En France, la réussite est toujours suspecte. On y voit davantage des hommes qui écrasent les autres et qui s'enrichissent au détriment de la communauté plutôt que des entrepreneurs qui innovent, avancent et oeuvrent pour l'économie et donc l'emploi. Ce vilain réflexe est bien connu et se vérifie une fois encore. En effet, depuis plusieurs mois, Sylvia Pinel, ministre du Commerce, ne cesse de répéter qu'elle veut encadrer l'essor du drive. Plus crûment, elle désire en limiter les ouvertures et même probablement les taxer ! Mais pourquoi diable vouloir casser une telle dynamique commerciale alors que la consommation est souffreteuse ? Pourquoi vouloir priver les ménages d'un format de vente qu'ils apprécient ? Pourquoi brider une forme de commerce qui génère des emplois ? Nous sommes là en plein syndrome français : casser ce qui marche plutôt que de supprimer ce qui ne fonctionne plus. Les distributeurs ont raison de se plaindre de ce projet. Comme ils ont raison de redouter de nouvelles taxes sur le drive et donc une éventuelle distorsion de concurrence avec les opérateurs étrangers de l'e-commerce.

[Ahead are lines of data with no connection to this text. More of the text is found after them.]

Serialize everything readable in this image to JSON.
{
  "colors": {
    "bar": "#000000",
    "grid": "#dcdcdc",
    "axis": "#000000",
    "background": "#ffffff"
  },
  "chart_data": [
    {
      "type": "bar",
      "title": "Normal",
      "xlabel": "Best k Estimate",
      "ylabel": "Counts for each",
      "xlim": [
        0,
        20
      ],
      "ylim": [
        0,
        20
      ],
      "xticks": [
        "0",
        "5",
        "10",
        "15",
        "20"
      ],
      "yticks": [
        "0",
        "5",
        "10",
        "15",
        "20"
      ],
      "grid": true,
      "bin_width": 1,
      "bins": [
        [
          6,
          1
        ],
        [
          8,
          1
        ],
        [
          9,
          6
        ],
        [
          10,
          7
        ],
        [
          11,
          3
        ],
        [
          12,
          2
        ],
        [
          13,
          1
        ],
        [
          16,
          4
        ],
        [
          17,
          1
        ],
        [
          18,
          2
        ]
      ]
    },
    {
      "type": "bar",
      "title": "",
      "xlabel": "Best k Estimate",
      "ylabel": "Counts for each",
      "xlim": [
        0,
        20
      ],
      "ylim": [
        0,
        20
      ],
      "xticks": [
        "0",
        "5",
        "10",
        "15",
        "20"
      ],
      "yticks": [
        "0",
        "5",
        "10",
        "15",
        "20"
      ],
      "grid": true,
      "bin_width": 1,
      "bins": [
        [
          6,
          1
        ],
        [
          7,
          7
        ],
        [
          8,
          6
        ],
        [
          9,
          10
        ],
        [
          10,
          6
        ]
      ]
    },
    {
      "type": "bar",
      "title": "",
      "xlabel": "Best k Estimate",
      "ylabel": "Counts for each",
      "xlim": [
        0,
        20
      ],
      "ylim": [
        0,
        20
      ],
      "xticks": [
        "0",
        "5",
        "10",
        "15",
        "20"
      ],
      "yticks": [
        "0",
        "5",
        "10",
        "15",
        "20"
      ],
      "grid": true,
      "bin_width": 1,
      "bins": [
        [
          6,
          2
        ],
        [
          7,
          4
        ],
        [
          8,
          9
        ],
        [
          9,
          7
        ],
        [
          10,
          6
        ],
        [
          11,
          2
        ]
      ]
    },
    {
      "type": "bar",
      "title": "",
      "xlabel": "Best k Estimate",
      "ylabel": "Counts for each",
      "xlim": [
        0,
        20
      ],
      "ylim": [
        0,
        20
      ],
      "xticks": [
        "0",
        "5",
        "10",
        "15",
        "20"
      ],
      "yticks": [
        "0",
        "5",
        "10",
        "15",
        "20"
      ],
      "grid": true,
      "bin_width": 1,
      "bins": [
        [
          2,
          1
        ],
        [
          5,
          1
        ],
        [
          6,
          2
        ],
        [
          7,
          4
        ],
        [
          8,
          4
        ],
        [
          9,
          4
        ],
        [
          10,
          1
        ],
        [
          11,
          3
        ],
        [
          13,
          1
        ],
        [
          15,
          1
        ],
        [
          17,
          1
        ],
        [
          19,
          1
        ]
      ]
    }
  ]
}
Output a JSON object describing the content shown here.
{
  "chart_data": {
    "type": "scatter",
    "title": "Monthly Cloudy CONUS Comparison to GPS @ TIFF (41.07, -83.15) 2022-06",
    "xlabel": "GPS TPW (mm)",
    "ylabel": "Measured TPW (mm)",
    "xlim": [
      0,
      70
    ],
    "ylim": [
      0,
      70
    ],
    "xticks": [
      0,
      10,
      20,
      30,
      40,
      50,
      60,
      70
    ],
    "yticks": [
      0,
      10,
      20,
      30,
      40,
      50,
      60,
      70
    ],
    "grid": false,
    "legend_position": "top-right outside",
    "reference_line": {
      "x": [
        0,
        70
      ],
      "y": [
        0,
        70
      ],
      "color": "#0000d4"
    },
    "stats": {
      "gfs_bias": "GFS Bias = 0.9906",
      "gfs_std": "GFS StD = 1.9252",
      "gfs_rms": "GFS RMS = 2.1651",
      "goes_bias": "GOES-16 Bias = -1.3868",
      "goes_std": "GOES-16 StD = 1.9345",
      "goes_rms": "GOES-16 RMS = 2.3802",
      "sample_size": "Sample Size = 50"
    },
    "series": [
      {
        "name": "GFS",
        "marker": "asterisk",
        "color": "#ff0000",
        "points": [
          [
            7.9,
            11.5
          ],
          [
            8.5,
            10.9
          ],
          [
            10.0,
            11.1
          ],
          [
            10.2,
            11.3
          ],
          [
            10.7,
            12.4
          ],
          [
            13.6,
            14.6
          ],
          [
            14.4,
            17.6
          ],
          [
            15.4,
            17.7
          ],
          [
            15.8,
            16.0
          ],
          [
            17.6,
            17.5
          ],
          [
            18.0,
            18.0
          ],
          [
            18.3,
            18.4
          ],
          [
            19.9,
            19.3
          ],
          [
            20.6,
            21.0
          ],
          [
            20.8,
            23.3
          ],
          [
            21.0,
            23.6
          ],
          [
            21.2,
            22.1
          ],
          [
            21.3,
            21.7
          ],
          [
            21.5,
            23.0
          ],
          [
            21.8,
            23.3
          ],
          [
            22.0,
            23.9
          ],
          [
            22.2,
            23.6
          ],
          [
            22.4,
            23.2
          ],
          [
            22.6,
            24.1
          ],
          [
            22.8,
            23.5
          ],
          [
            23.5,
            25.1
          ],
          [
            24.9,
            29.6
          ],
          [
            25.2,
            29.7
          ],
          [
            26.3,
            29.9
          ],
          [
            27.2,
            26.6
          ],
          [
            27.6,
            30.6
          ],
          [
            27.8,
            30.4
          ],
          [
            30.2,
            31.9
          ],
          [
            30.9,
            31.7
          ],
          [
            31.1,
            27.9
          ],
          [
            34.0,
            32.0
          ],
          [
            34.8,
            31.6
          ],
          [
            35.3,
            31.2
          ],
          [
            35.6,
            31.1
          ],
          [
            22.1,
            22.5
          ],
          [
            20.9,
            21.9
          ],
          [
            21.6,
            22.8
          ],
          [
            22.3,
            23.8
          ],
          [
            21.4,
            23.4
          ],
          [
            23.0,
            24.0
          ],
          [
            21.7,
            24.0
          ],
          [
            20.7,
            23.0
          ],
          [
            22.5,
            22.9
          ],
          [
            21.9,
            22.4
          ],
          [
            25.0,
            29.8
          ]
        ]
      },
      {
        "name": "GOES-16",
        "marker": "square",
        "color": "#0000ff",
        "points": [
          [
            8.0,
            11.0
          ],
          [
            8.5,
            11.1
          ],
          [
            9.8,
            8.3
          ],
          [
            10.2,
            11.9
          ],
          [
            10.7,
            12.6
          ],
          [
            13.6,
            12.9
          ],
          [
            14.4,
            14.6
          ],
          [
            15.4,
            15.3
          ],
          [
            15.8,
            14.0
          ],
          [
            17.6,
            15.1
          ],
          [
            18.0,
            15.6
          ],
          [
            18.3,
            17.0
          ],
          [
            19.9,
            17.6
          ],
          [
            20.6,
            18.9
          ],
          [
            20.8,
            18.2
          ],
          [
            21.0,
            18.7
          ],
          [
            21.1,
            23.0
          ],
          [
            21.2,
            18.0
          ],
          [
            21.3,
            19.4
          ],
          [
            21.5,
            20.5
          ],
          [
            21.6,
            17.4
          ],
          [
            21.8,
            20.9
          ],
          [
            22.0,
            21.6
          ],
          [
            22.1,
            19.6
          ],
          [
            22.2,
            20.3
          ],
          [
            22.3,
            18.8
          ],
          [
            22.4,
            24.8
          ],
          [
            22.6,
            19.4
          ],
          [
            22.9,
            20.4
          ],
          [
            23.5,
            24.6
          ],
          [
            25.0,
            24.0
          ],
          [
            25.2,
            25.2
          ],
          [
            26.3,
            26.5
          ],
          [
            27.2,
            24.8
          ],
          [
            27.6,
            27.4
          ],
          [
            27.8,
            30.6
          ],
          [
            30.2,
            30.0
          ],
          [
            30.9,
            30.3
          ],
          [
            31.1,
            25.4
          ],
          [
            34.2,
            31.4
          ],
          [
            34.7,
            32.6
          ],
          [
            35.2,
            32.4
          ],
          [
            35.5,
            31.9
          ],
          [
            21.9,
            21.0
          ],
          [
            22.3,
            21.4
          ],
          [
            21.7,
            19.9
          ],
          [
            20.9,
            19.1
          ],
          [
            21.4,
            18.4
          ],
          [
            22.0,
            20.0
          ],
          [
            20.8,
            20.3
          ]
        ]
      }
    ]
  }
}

Le projet de loi et les réactions qu'il suscite méritent pourtant quelques remarques. Pour commencer, n'en déplaise aux distributeurs, il n'est pas aberrant de soumettre à autorisation administrative la création d'un drive déporté. Certains dépassent les 10 millions d'euros de chiffre d'affaires. Alors, pourquoi serait-il long et fastidieux (deux ans en moyenne) d'ouvrir un supermarché quand le permis de construire pour un drive ne demanderait que quatre à cinq mois ? Là aussi, il y a une belle... distorsion de concurrence.

Ensuite, et cette fois-ci n'en déplaise aux politiques, cette loi arrive trop tard. Dans quatre à cinq mois, le temps qu'elle soit effective, le parc sera vaste. On compte déjà plus de 2 400 unités et un drive est ouvert tous les jours ! Par ailleurs, il est pour le moins curieux de vouloir soumettre à autorisation une grande surface qui lance un drive sur son propre parking, avec sa propre réserve. Le magasin ayant déjà obtenu une autorisation d'ouverture, pourquoi lui mettre des bâtons dans les roues, pourquoi l'empêcher de proposer un nouveau service aux consommateurs ? Il n'est plus question de dynamique commerciale mais bel et bien d'obstruction. À Bercy, on préfère semble-t-il légiférer, réglementer et taxer plutôt que de croire au bienfait de la concurrence ou à l'impérieuse nécessité d'innover et de proposer de nouveaux services. Quelle erreur !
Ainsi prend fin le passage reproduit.